At a loss how to observe this year's rare April Fool's Day Easter Sunday, I let the chips fall where they might, starting with Tribute to Bobby, the new jazz album on the Challenge label. According to the classically trained Mexican pianist and torch singer Consuelo Velázquez, she wrote her indelible bolero "Bésame mucho" (Kiss me a lot) before she had ever been kissed, knowing only that kissing was a terrible sin. Rather than dwell on the smoldering, smothered sensuality she gave it, Steve Hobbs (marimba and vibes) and his killer wingmen—Bill O'Connell (piano), Peter Washington (bass), and John Riley (drums)—skitter from incongruous, shivery bubble-gum euphoria into nervous, ever-escalating swerves and jitters. The Bobby in question is the late vibraphone and marimba legend Bobby Hutcherson, Hobbs's longtime inspiration, mentor, and friend.
Next, we sampled Final Answer, an all-contemporary program (kind of intimidating on paper) by the San Francisco Girls Choir, led byValérie Sainte-Agathe (Orange Mountain Music). Seconded by the Kronos Quartet, the young vocalists performed "Opening: Forest," from the TV opera Vireo: The Spiritual Biography of a Witch's Accuser, music by the prolific Lisa Bielawa, who also serves as the choir's artistic director. In keeping with the title, the excerpt evokes a consciousness coming into being, perhaps a whole world. The string players have done most of the imaginative work before the singers come in, but they do their part with spooky assurance.

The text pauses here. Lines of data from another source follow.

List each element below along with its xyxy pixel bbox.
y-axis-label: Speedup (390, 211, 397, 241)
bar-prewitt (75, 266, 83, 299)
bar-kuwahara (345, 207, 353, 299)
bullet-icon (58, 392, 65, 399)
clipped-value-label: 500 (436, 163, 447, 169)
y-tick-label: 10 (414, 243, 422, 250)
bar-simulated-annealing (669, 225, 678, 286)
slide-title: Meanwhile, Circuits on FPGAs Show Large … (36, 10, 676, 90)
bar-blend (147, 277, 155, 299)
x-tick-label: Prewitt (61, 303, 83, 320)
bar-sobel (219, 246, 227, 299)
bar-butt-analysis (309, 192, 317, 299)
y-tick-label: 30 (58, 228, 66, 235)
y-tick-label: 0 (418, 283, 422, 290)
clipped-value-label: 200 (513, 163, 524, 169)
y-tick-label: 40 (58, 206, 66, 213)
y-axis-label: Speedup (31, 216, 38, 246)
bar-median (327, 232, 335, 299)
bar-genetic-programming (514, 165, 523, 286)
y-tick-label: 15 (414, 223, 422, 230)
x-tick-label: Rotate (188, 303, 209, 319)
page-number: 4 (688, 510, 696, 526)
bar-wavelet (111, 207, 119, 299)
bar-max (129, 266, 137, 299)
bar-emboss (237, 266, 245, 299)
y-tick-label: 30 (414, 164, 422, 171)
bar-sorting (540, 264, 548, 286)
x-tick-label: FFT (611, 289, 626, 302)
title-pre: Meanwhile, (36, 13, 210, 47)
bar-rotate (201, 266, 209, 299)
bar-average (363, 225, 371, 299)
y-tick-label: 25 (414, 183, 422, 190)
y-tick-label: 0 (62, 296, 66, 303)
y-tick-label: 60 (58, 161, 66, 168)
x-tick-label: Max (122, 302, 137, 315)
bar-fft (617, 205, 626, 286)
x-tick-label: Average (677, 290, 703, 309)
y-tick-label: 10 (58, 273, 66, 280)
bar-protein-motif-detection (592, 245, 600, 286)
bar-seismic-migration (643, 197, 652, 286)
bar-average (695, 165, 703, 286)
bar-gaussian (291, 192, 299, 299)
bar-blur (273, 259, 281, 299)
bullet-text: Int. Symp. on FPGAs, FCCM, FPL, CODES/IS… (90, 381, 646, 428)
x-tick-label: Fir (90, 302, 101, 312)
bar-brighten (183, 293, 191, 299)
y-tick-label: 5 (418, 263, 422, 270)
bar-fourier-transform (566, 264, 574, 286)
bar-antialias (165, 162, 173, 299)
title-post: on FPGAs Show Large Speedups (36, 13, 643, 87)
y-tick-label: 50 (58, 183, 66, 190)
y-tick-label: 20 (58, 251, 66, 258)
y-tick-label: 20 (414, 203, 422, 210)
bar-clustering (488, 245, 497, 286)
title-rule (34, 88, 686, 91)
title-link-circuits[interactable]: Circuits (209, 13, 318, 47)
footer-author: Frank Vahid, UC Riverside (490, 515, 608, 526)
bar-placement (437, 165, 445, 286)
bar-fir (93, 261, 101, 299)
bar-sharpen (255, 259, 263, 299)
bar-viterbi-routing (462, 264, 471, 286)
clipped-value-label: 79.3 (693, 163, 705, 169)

On to the electronic opera Heresy, by the Irish composer Roger Doyle. Doyle, it seems, was approached by the American impresario Eric Fraad, ex of Manhattan, now of Dublin. The conversation ran something like this. Fraad: "Write me an opera." Doyle: "'How about a space opera? Whatever that might be." Fraad: "Nah. I have a record label called Heresy. So, I'd like an opera about a heretic." They settled on Giordano Bruno, incinerated at the stake in Rome in 1600 after cutting quite a swathe through great courts of Europe. Among other blasphemies, Bruno taught that the universe was infinite, without a center. The scene from Heresy called "The Throne Room," from Act 1, unfolds in slow, dreamlike fashion, punctuated by nearly subliminal beeps and blips pointing to trouble down the line. Later in the show, we heard the Overture, of much the same description, minus narrative content. I look forward to sections under the headings "There Are Countless Suns," "The Divine Sophia," "A Material Universe," and "Death By Fire."
The pianist Stewart Goodyear, previously unknown to me despite his extensive discography, is just out with For Glenn Gould (Sono Luminus), a grab bag of items that interested that notoriously unorthodox keyboard genius and perfectionist of the recording studio. Goodyear's program includes three B's though not the three conventionally named in the same breath (Alban Berg supplants Beethoven), plus the Tudor polyphonist Orlando Gibbons. Like Gould before him, Goodyear plays the latter's keyboard piece "Lord Salisbury's Pavan and Galliard" on a modern concert grand. His bristling touch mimics the sprung action of historic instruments, enhanced by discreet dynamic nuance of which the historic keyboards were incapable. The sensibility seems at the same time antique and up-to-the-minute.
Have you heard the Cinderella story of Pretty Yende, of Piet Retief, Mpumalanga, South Africa (pop. 57, 428)? At 16, she had never so much as heard of opera. But then, on the soundtrack of a TV commercial for British Airways, the "Flower Duet," from Lakmé, came wafting into her life. A brief decade and a half later, she has taken her place in the operatic empyrean. Tracks from Bellini's masterpiece La Sonnambula(The Sleepwalker), on her new aria recital Dreams (Sony Classical), made me think I must be missing something. In the lament "Ah! Non credea mirarti" as in the jubilant "Ah! Non giunge, her sweet sound pleases, no question. It flows smoothly in long phrases and skips nimbly through the rapids. She conveys a gracious personality. But do her character's joys and sorrow tug at the heartstrings? Do they convey us, perhaps even against our will, into the depths of a wronged, fragile soul? I, for one, would have to say no. How boring it is, four decades on, to intone the name of Maria Callas as if no one in the meantime has had anything to say about her signature bel canto roles. Yet Callas does remain a touchstone. Knowing a bit of Yende's history, I have to believe she has more mesmerizing imaginative resources than the microphone has captured here.